More than 300 workers were inside the plant that belonged to the Jilin Baoyuanfeng Poultry Company, at the moment the fire began. According to reports, witnesses said they heard a sudden bang, and later saw dark smoke. Survivors said that inside the plant the heard the same bang, and then the lights went out.
"Inside and outside the workshop was glowing red, and the lighting and escape indicators were all out," one worker, Wang Xiaoyun, told the China News Service.
Panic grew as workers were unable to escape because most of the exits were locked or blocked, forcing them to stampede toward a narrow side door.
"I knew the fire door was blocked, so I went back toward another part of the factory. Everybody was flooding in the same direction in a stampede. I was lucky to crawl out alive,'' said Guo Yan, a 39-year-old woman who was interviewed by Chinese state media in a hospital in Changchun. "People were all rushing, pressing and crushing each other," she said. "I fell over and had to crawl forward using all my might."
"The blaze ran through the whole workshop within three minutes, and fewer than 30 persons escaped," recalled an unidentified worker. Authorities sent 61 ambulances and more than 270 medical staff to help the injured, said official information about the tragedy posted on the microblog of the provincial government.
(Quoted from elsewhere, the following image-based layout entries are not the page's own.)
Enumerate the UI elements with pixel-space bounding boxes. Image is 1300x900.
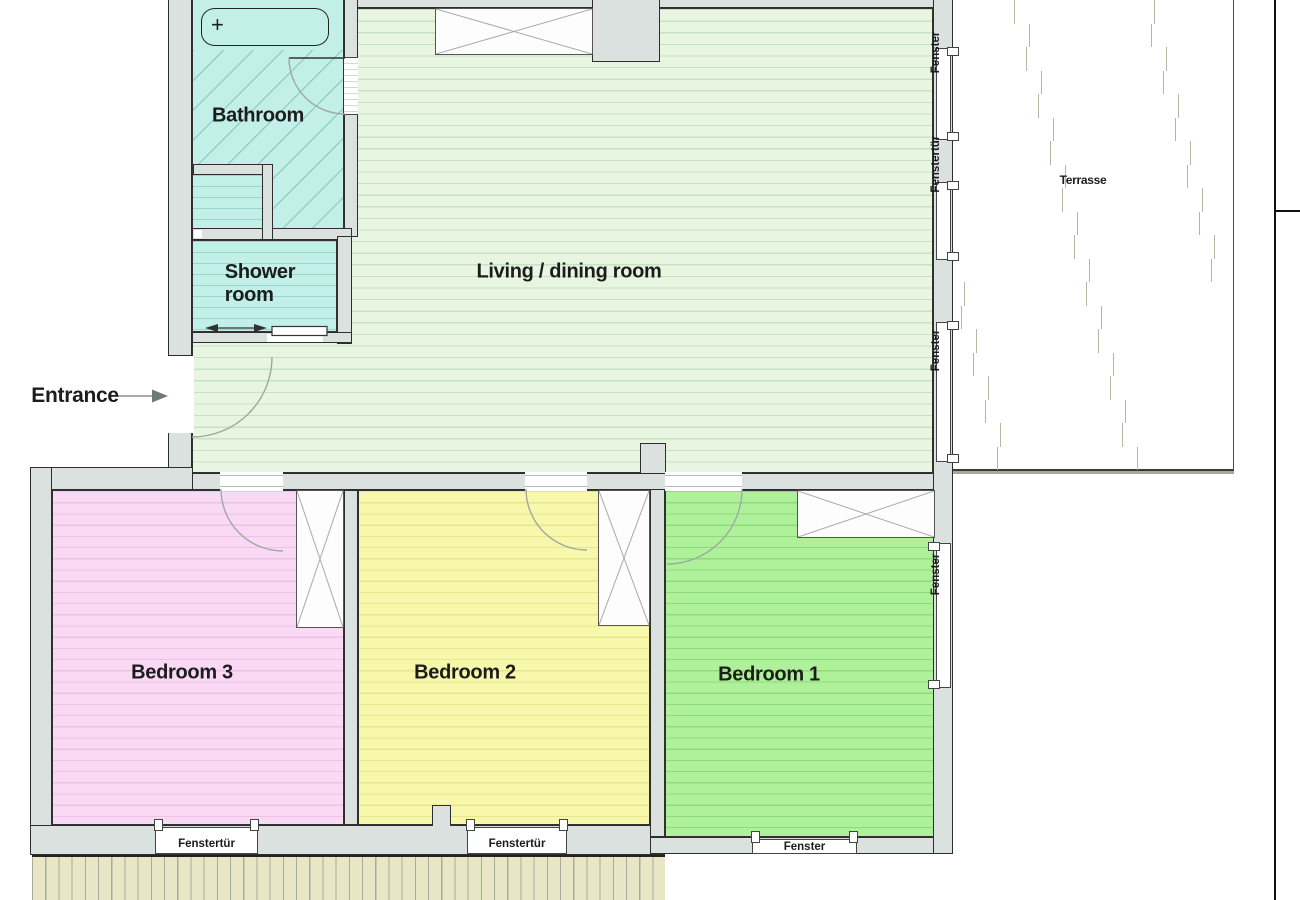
- window-label: Fenster: [784, 841, 826, 853]
- wardrobe-bedroom1-icon: [797, 490, 935, 538]
- adjacent-plan-edge-vertical: [1274, 0, 1276, 900]
- bathtub-icon: +: [201, 8, 329, 46]
- window-label: Fenstertür: [489, 838, 546, 850]
- terrace-plank-joint: [1214, 235, 1215, 259]
- terrace-plank-joint: [1062, 188, 1063, 212]
- window-label: Fenster: [930, 553, 942, 595]
- terrace-plank-joint: [1166, 47, 1167, 71]
- terrace-plank-joint: [988, 376, 989, 400]
- window-fenstertuer-bedroom3: Fenstertür: [155, 827, 258, 854]
- terrace-plank-joint: [1125, 400, 1126, 424]
- floor-plan: + Fenster Fenstertür Fenster Fenster F: [0, 0, 1300, 900]
- divider-gap: [194, 230, 202, 238]
- terrace-plank-joint: [976, 329, 977, 353]
- terrace-plank-joint: [1029, 24, 1030, 48]
- wall-pillar-lower: [640, 443, 666, 475]
- terrace-plank-joint: [997, 447, 998, 471]
- terrace-plank-joint: [1175, 118, 1176, 142]
- window-fenster-terrace-2: Fenster: [936, 322, 951, 462]
- wall-pillar-top: [592, 0, 660, 62]
- terrace-plank-joint: [1077, 212, 1078, 236]
- wall-left-mid: [168, 432, 192, 469]
- wall-shower-right: [337, 236, 352, 344]
- wall-shower-cabin-top: [193, 164, 265, 175]
- terrace-plank-joint: [1086, 282, 1087, 306]
- terrace-floor: [953, 0, 1234, 471]
- terrace-plank-joint: [1178, 94, 1179, 118]
- entrance-label: Entrance: [31, 384, 118, 408]
- terrace-plank-joint: [1211, 259, 1212, 283]
- shower-room-label: Shower room: [225, 261, 295, 307]
- wardrobe-bedroom3-icon: [296, 490, 344, 628]
- bedroom1-door-opening: [665, 472, 742, 491]
- bedroom3-door-opening: [220, 472, 283, 491]
- bedroom1-label: Bedroom 1: [718, 664, 820, 687]
- terrace-plank-joint: [961, 306, 962, 330]
- window-label: Fenster: [930, 330, 942, 372]
- bathroom-label: Bathroom: [212, 105, 304, 128]
- wall-bed3-bed2: [344, 490, 358, 825]
- terrace-plank-joint: [1202, 188, 1203, 212]
- terrace-plank-joint: [1053, 118, 1054, 142]
- terrace-plank-joint: [1199, 212, 1200, 236]
- shower-cabin-floor: [193, 175, 262, 230]
- wardrobe-bedroom2-icon: [598, 490, 650, 626]
- window-label: Fenstertür: [178, 838, 235, 850]
- entrance-opening: [166, 356, 194, 433]
- terrace-plank-joint: [1122, 423, 1123, 447]
- wall-bed2-notch: [432, 805, 451, 826]
- terrace-plank-joint: [1038, 94, 1039, 118]
- terrace-plank-joint: [1110, 376, 1111, 400]
- wardrobe-living-icon: [435, 8, 593, 55]
- bedroom3-label: Bedroom 3: [131, 662, 233, 685]
- window-fenster-bedroom1-right: Fenster: [936, 543, 951, 688]
- window-label: Fenstertür: [930, 136, 942, 193]
- terrace-plank-joint: [1187, 165, 1188, 189]
- wall-bathroom-right: [344, 0, 358, 237]
- terrace-shadow: [953, 471, 1234, 474]
- terrace-plank-joint: [1101, 306, 1102, 330]
- window-fenstertuer-terrace: Fenstertür: [936, 182, 951, 260]
- bathroom-door-opening: [344, 57, 358, 115]
- wall-left-lower: [30, 467, 52, 855]
- terrace-plank-joint: [1154, 0, 1155, 24]
- terrace-plank-joint: [1098, 329, 1099, 353]
- wall-left-upper: [168, 0, 192, 356]
- terrace-plank-joint: [1163, 71, 1164, 95]
- wall-step: [30, 467, 193, 490]
- wall-shower-cabin-right: [262, 164, 273, 240]
- living-room-label: Living / dining room: [476, 261, 661, 284]
- terrace-label: Terrasse: [1060, 173, 1107, 187]
- terrace-plank-joint: [1026, 47, 1027, 71]
- adjacent-plan-edge-horizontal: [1274, 210, 1300, 212]
- terrace-plank-joint: [1041, 71, 1042, 95]
- terrace-plank-joint: [985, 400, 986, 424]
- window-fenster-bedroom1-bottom: Fenster: [752, 839, 857, 854]
- wall-bed2-bed1: [650, 473, 665, 837]
- terrace-plank-joint: [1089, 259, 1090, 283]
- terrace-plank-joint: [973, 353, 974, 377]
- wall-bottom: [30, 825, 665, 855]
- terrace-plank-joint: [1137, 447, 1138, 471]
- shower-sliding-door-opening: [267, 334, 323, 342]
- terrace-plank-joint: [1151, 24, 1152, 48]
- terrace-plank-joint: [1074, 235, 1075, 259]
- bedroom2-label: Bedroom 2: [414, 662, 516, 685]
- terrace-plank-joint: [964, 282, 965, 306]
- tap-icon: +: [211, 12, 224, 38]
- balcony-strip: [32, 855, 665, 900]
- terrace-plank-joint: [1113, 353, 1114, 377]
- bedroom2-door-opening: [525, 472, 587, 491]
- terrace-plank-joint: [1190, 141, 1191, 165]
- window-fenster-terrace-1: Fenster: [936, 48, 951, 140]
- terrace-plank-joint: [1014, 0, 1015, 24]
- window-fenstertuer-bedroom2: Fenstertür: [467, 827, 567, 854]
- terrace-plank-joint: [1050, 141, 1051, 165]
- terrace-plank-joint: [1000, 423, 1001, 447]
- window-label: Fenster: [930, 32, 942, 74]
According to emergency personnel interviewed by Xinhua, the official news agency, the plant's "complicated" interior and narrow exits, in addition to the locked doors, made it difficult to rescue those trapped inside. "When I finally ran out and looked back at the plant, I saw high flames," worker Wang Fengya, 44, told the news agency.
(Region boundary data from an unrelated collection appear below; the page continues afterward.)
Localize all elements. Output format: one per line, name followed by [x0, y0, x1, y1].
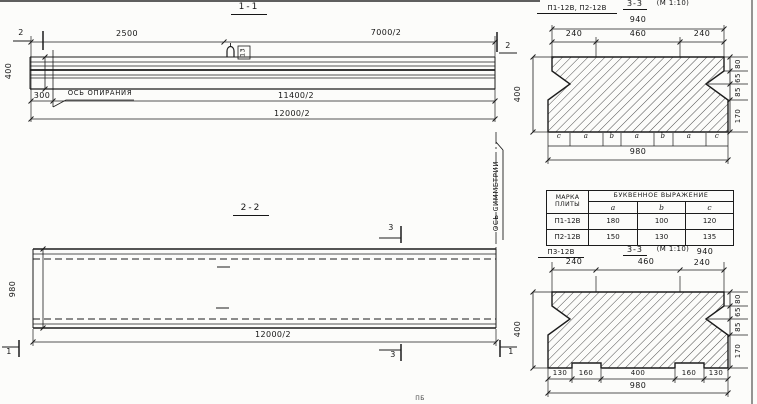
cs1-letter-c2: c [707, 133, 727, 141]
cs2-dim-940: 940 [689, 248, 721, 257]
table-cell-p2-c: 135 [686, 230, 734, 246]
cs1-letter-a3: a [679, 133, 699, 141]
dim-980-left: 980 [9, 275, 19, 303]
cs2-dim-130-right: 130 [700, 370, 732, 378]
dim-7000-2: 7000/2 [360, 29, 412, 38]
symmetry-axis-label: ОСЬ СИММЕТРИИ [493, 149, 503, 243]
cs1-letter-b1: b [602, 133, 622, 141]
cs1-dim-400: 400 [514, 80, 524, 108]
cs2-dim-160-left: 160 [570, 370, 602, 378]
cs2-dim-400-bottom: 400 [622, 370, 654, 378]
cut-mark-1-right: 1 [505, 348, 517, 357]
cs2-dim-240-right: 240 [686, 259, 718, 268]
cs1-letter-a2: a [627, 133, 647, 141]
plate-letter-table: МАРКА ПЛИТЫ БУКВЕННОЕ ВЫРАЖЕНИЕ a b c П1… [546, 190, 734, 246]
table-subheader-a: a [589, 202, 638, 214]
cs1-dim-170: 170 [735, 104, 745, 128]
cs2-dim-400: 400 [514, 315, 524, 343]
support-axis-label: ОСЬ ОПИРАНИЯ [64, 90, 136, 97]
cs2-dim-240-left: 240 [558, 258, 590, 267]
cs2-dim-460: 460 [630, 258, 662, 267]
cut-mark-3-bottom: 3 [387, 351, 399, 360]
cs1-dim-460: 460 [622, 30, 654, 39]
table-cell-p2-a: 150 [589, 230, 638, 246]
table-cell-mark-p1: П1-12В [547, 214, 589, 230]
lifting-loop-mark: 13 [240, 47, 249, 59]
cut-mark-1-left: 1 [3, 348, 15, 357]
table-subheader-c: c [686, 202, 734, 214]
table-subheader-b: b [638, 202, 686, 214]
cs1-dim-940: 940 [622, 16, 654, 25]
table-row-p2: П2-12В 150 130 135 [547, 230, 734, 246]
cut-mark-2-right: 2 [501, 42, 515, 51]
dim-11400-2: 11400/2 [268, 92, 324, 101]
table-cell-p1-c: 120 [686, 214, 734, 230]
section-2-2-title: 2-2 [233, 204, 269, 216]
cs1-letter-a1: a [576, 133, 596, 141]
cs1-dim-980: 980 [622, 148, 654, 157]
cut-mark-3-top: 3 [385, 224, 397, 233]
drawing-canvas: 1-1 2 2 2500 7000/2 400 300 ОСЬ ОПИРАНИЯ… [0, 0, 757, 404]
table-cell-p2-b: 130 [638, 230, 686, 246]
table-row-p1: П1-12В 180 100 120 [547, 214, 734, 230]
cs1-dim-240-left: 240 [558, 30, 590, 39]
cs1-dim-85: 85 [735, 80, 745, 104]
table-header-plate-mark: МАРКА ПЛИТЫ [547, 191, 589, 214]
table-cell-p1-b: 100 [638, 214, 686, 230]
cs1-letter-b2: b [653, 133, 673, 141]
dim-300: 300 [30, 92, 54, 101]
cut-mark-2-left: 2 [14, 29, 28, 38]
cs2-dim-170: 170 [735, 339, 745, 363]
cs1-dim-240-right: 240 [686, 30, 718, 39]
cs1-letter-c1: c [549, 133, 569, 141]
dim-12000-2-top: 12000/2 [263, 110, 321, 119]
partial-bottom-text: ПБ [408, 396, 432, 403]
dim-400-left: 400 [5, 57, 15, 85]
cs2-dim-980: 980 [622, 382, 654, 391]
cs2-title: 3-3 [623, 246, 647, 256]
table-cell-p1-a: 180 [589, 214, 638, 230]
table-cell-mark-p2: П2-12В [547, 230, 589, 246]
cs1-plate-marks-label: П1-12В, П2-12В [537, 5, 617, 14]
dim-12000-2-plan: 12000/2 [245, 331, 301, 340]
dim-2500: 2500 [104, 30, 150, 39]
section-1-1-title: 1-1 [231, 3, 267, 15]
table-header-letter-expression: БУКВЕННОЕ ВЫРАЖЕНИЕ [589, 191, 734, 202]
cs1-title: 3-3 [623, 0, 647, 10]
cs1-scale: (М 1:10) [650, 0, 696, 8]
cs2-dim-85: 85 [735, 315, 745, 339]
China's prime minister, Li Keqiang, and president, Xi Jinping, who is traveling abroad, promptly issued orders about the disaster. Mr. Xi told officials to "get to the bottom of the causes of this accident, pursue culpability according to the law, sum up the profound lessons and adopt effective measures to resolutely prevent major accidents from occurring," Xinhua reported.
Around noon, the fire had been mostly extinguished and bodies were being recovered from the scene. Later in the day, Xinhua said "people responsible" in the company that operates the plant had been arrested, but did not identify them.
Ammonia, what reportedly caused the fire, is widely used as a refrigerant in meat packing, poultry and other food-processing industries, and it is known to cause frequent incidents when it leaks, but never on this scale.
"I've never heard of any accident of this scale," said Huang Ming, an industry expert at Nanjing Agriculture University. "If you are using old equipment, there is a possibility of leakage but not a disaster like this.''
"When I woke up, there was smoke rising in the air and sirens, and you knew straight away that it was bad news," Dong Wenjun, a metal trader in Mishazi, said in a telephone interview. "But I didn't expect it to be this bad. They were all local people, I think."
Jilin Baoyuanfeng Poultry, a company founded in 2009, has 1,200 employees and an annual output amounting to 67,000 tons of chicken products. They serve markets in 20 cities nationwide and have won numerous awards for their contribution to the local economy.